Pour le chef de l’Etat, cette organisation portée par le président du Parti démocratique de Côte d’Ivoire (PDCI) n’est pas « cohérente ». « Un Houphouétiste est quelqu’un qui est pour le dialogue, qui est pour la tolérance, qui fait de la politique économique libérale, sociale. Et là, une plateforme avec des partis de gauche et des partis marxistes, je ne sais pas à quoi cela correspond », a déclaré le chef de l’Etat.

Si d’un point de vue purement idéologique voir des partis de gauche et des libéraux se rapprocher peut paraitre difficile à imaginer, ce type d’attelage n’est pas le premier dans le contexte ivoirien et surtout pour Alassane Ouattara.

De fait, on se souvient qu’à la fin des années 90, Alassane Ouattara le libéral, pur produit de la haute finance internationale s’était allié à Laurent Gbagbo, socialiste pur sucre. Les deux hommes avaient mutualisé leurs forces pour affronter justement Henri Konan Bédié.

A cette époque, le président ivoirien qui était en guerre ouverte avec l’actuel président du PDCI avait vu Laurent Gbagbo aller jusqu’à boycotter l’élection présidentielle de 1995 en soutien à Alassane Ouattara à l’époque exclu par le code électoral.

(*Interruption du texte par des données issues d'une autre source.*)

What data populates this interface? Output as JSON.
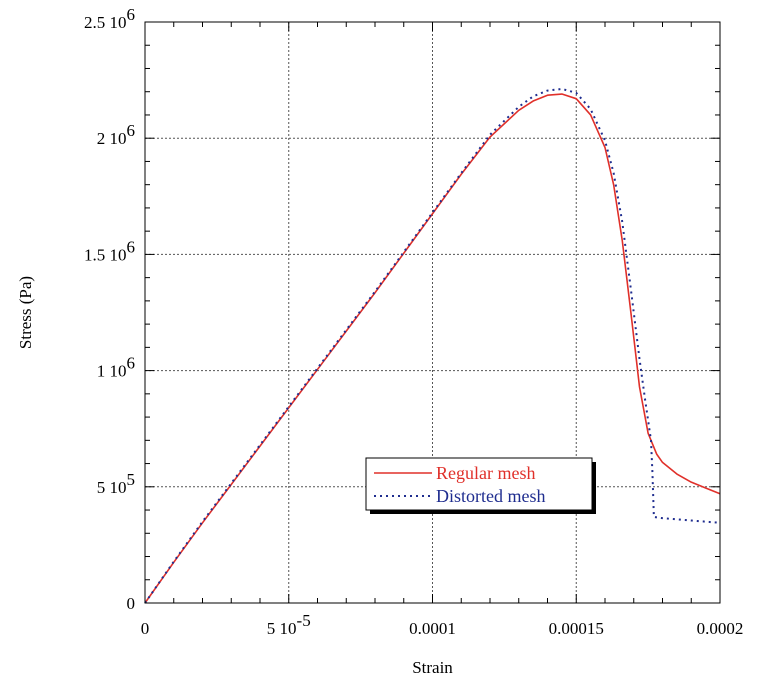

Plus récemment, il est important de rappeler que le RHDP dans sa configuration actuelle intègre un parti de gauche qui est le Parti ivoirien des Travailleurs. Difficile donc de comprendre ces critiques formulées par Alassane Ouattara  à propos de la plate-forme d’Henri Konan Bédié. Ce, d’autant plus que le chef d’Etat assure ne pas savoir « qui est dans cette plate-forme ».

Entre le Front républicain hier et le PIT aujourd’hui, le chef de l’Etat peut être également cité quand il s’agit de collaboration entre gauche et droite. Mais en réalité, que valent ces idéologies dans le contexte politique ivoirien ? La question mérite d’être posée.